Angel stories with a heaven-earth power struggle? The first thing that springs to mind is the 'Nalini Singh' effect. Her Guild Hunter series, especially the early books like 'Angels' Blood', is foundational. It’s less about fluffy wings and more about a terrifying, feudal celestial hierarchy imposing its will on a modern world. The Archangels are essentially divine warlords, and the tension is whether humanity is a protected flock or just livestock. That dynamic of a vastly superior, often capricious power lording over mortals creates a constant, low-grade existential crisis, which is the core of the struggle.
For a completely different, almost bureaucratic take, I’d point to 'Good Omens'. The central conflict is the impending apocalypse, a joint heaven-and-hell operation, with the earth and humanity as the disputed territory. The power struggle is more cosmic and ideological, played out through celestial agents who’ve gone native. It’s humorous, but the stakes—the literal fate of the world—highlight how earth is just a pawn in a larger, frankly ridiculous, divine squabble.

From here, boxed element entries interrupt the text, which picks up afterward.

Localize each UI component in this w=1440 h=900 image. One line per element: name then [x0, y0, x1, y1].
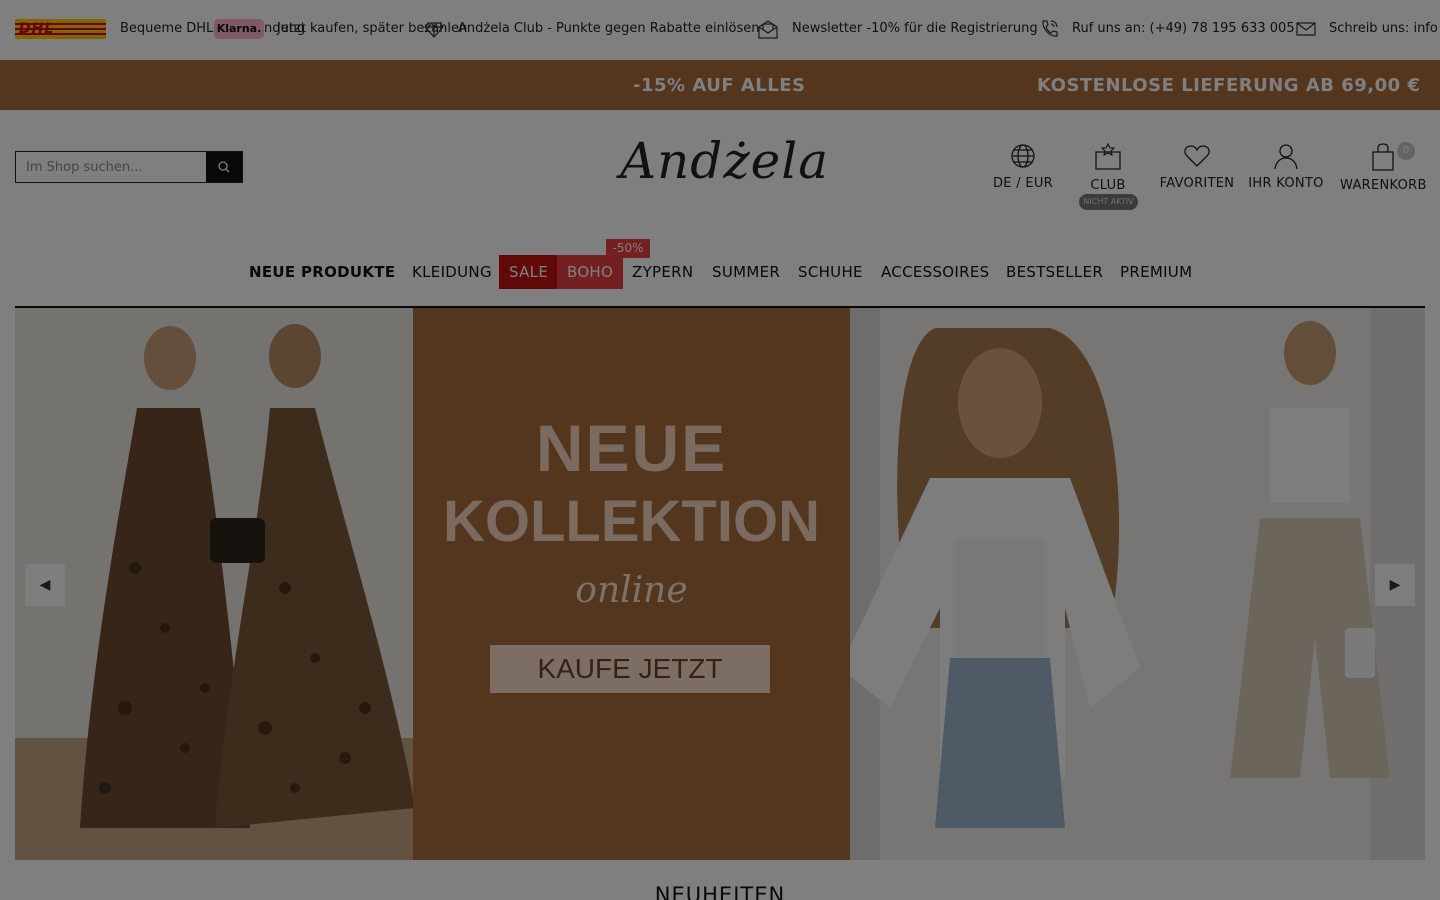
favorites-link[interactable]: FAVORITEN: [1158, 142, 1236, 191]
hero-promo-panel: NEUE KOLLEKTION online KAUFE JETZT: [413, 308, 850, 860]
hero-image-left: [15, 308, 413, 860]
hero-title-line1: NEUE: [535, 411, 728, 485]
nav-item-clothing[interactable]: KLEIDUNG: [412, 255, 492, 289]
hero-title-line2: KOLLEKTION: [443, 489, 820, 554]
nav-item-cyprus[interactable]: ZYPERN: [632, 255, 693, 289]
hero-prev-button[interactable]: ◀: [25, 564, 65, 606]
email-text[interactable]: Schreib uns: info: [1329, 21, 1438, 36]
nav-item-new-products[interactable]: NEUE PRODUKTE: [249, 255, 395, 289]
search-icon: [218, 161, 230, 173]
nav-item-summer[interactable]: SUMMER: [712, 255, 780, 289]
nav-item-boho[interactable]: BOHO: [557, 255, 624, 289]
newsletter-text[interactable]: Newsletter -10% für die Registrierung: [792, 21, 1038, 36]
dhl-shipping-text: Bequeme DHL: [120, 21, 214, 36]
nav-item-premium[interactable]: PREMIUM: [1120, 255, 1192, 289]
chevron-right-icon: ▶: [1389, 577, 1401, 593]
white-shirt-models-image: [850, 308, 1425, 860]
diamond-icon: [424, 22, 444, 38]
top-info-bar: DHL Bequeme DHL Klarna. ndung Jetzt kauf…: [0, 0, 1440, 60]
language-currency-selector[interactable]: DE / EUR: [990, 142, 1056, 191]
promo-shipping-text[interactable]: KOSTENLOSE LIEFERUNG AB 69,00 €: [1037, 75, 1420, 96]
account-label: IHR KONTO: [1248, 176, 1324, 191]
hero-next-button[interactable]: ▶: [1375, 564, 1415, 606]
cart-label: WARENKORB: [1340, 178, 1427, 193]
leopard-dress-models-image: [15, 308, 413, 860]
main-navigation: NEUE PRODUKTE KLEIDUNG SALE BOHO ZYPERN …: [0, 255, 1440, 291]
search-button[interactable]: [206, 152, 242, 182]
club-bag-icon: [1095, 142, 1121, 170]
nav-item-bestseller[interactable]: BESTSELLER: [1006, 255, 1103, 289]
phone-icon: [1042, 20, 1058, 37]
account-link[interactable]: IHR KONTO: [1248, 142, 1324, 191]
user-icon: [1274, 144, 1298, 170]
club-link[interactable]: CLUB: [1082, 142, 1134, 193]
hero-cta-button[interactable]: KAUFE JETZT: [490, 645, 770, 693]
hero-subtitle: online: [575, 570, 688, 611]
nav-item-sale[interactable]: SALE: [499, 255, 559, 289]
chevron-left-icon: ◀: [39, 577, 51, 593]
search-input[interactable]: [16, 152, 206, 182]
newsletter-icon: [758, 20, 778, 39]
search-box: [15, 151, 243, 183]
nav-item-accessories[interactable]: ACCESSOIRES: [881, 255, 989, 289]
club-status-badge: NICHT AKTIV: [1079, 194, 1138, 210]
club-points-text[interactable]: Andżela Club - Punkte gegen Rabatte einl…: [458, 21, 759, 36]
boho-discount-badge: -50%: [606, 239, 650, 258]
hero-slider[interactable]: NEUE KOLLEKTION online KAUFE JETZT ◀ ▶: [15, 308, 1425, 860]
language-currency-label: DE / EUR: [992, 176, 1054, 191]
klarna-badge: Klarna.: [214, 19, 264, 39]
heart-icon: [1184, 145, 1210, 167]
club-label: CLUB: [1090, 178, 1126, 193]
dhl-logo: DHL: [15, 19, 106, 39]
favorites-label: FAVORITEN: [1159, 176, 1235, 191]
site-logo[interactable]: Andżela: [620, 132, 828, 202]
section-title-new: NEUHEITEN: [654, 883, 786, 900]
promo-discount-text[interactable]: -15% AUF ALLES: [633, 75, 806, 96]
promo-bar: -15% AUF ALLES KOSTENLOSE LIEFERUNG AB 6…: [0, 60, 1440, 110]
cart-count-badge: 0: [1397, 142, 1415, 160]
nav-item-shoes[interactable]: SCHUHE: [798, 255, 863, 289]
shopping-bag-icon: [1372, 143, 1394, 171]
phone-text[interactable]: Ruf uns an: (+49) 78 195 633 005: [1072, 21, 1295, 36]
hero-image-right: [850, 308, 1425, 860]
globe-icon: [1011, 144, 1035, 168]
envelope-icon: [1296, 22, 1316, 36]
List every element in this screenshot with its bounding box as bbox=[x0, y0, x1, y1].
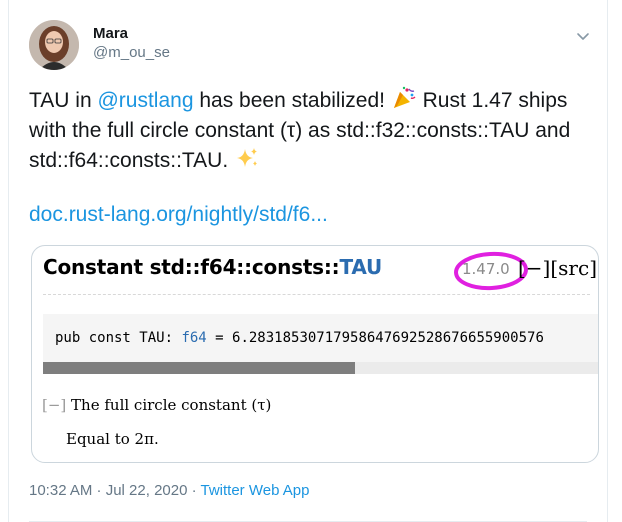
code-type: f64 bbox=[181, 330, 207, 346]
collapse-toggle: [−] bbox=[42, 396, 67, 414]
code-block: pub const TAU: f64 = 6.28318530717958647… bbox=[43, 314, 598, 362]
code-scrollbar-thumb bbox=[43, 362, 355, 374]
author-handle[interactable]: @m_ou_se bbox=[93, 44, 170, 61]
author-block: Mara @m_ou_se bbox=[93, 25, 170, 61]
chevron-down-icon[interactable] bbox=[571, 24, 595, 48]
doc-link[interactable]: doc.rust-lang.org/nightly/std/f6... bbox=[29, 203, 328, 227]
avatar[interactable] bbox=[29, 20, 79, 70]
sparkles-icon bbox=[234, 146, 260, 168]
divider bbox=[43, 294, 590, 295]
link-card[interactable]: Constant std::f64::consts::TAU 1.47.0 [−… bbox=[31, 245, 599, 463]
code-prefix: pub const TAU: bbox=[55, 330, 182, 346]
code-scrollbar bbox=[43, 362, 598, 374]
code-suffix: = 6.28318530717958647692528676655900576 bbox=[206, 330, 544, 346]
card-title-prefix: Constant std::f64::consts:: bbox=[43, 255, 340, 279]
tweet-text: TAU in @rustlang has been stabilized! Ru… bbox=[29, 86, 605, 176]
author-name[interactable]: Mara bbox=[93, 25, 170, 42]
card-title: Constant std::f64::consts::TAU bbox=[43, 255, 382, 279]
src-link: [−][src] bbox=[518, 256, 597, 280]
tweet-meta: 10:32 AM · Jul 22, 2020 · Twitter Web Ap… bbox=[29, 482, 309, 499]
source-app[interactable]: Twitter Web App bbox=[201, 482, 310, 499]
card-title-name: TAU bbox=[339, 255, 383, 279]
description: [−] The full circle constant (τ) bbox=[42, 396, 271, 414]
tweet-text-part1: TAU in bbox=[29, 89, 98, 112]
equal-text: Equal to 2π. bbox=[66, 430, 159, 448]
tweet-timestamp[interactable]: 10:32 AM · Jul 22, 2020 · bbox=[29, 482, 201, 499]
tweet-text-part2: has been stabilized! bbox=[193, 89, 391, 112]
party-popper-icon bbox=[391, 86, 417, 108]
mention-link[interactable]: @rustlang bbox=[97, 89, 193, 112]
description-text: The full circle constant (τ) bbox=[66, 396, 272, 414]
tweet: Mara @m_ou_se TAU in @rustlang has been … bbox=[8, 0, 608, 522]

Then there’s the darker, more visceral route found in works like the movie 'Legion'. Here, heaven has essentially declared war on humanity, and the last angels on earth are rebels fighting their own kind to protect it. The power struggle is outright warfare, with earth as the battleground. It strips away the pomp and gets down to a brutal, survivalist clash where the ‘angelic’ beings are monstrous soldiers. Each of these approaches scratches a different itch: political intrigue, cosmic farce, or desperate last stands.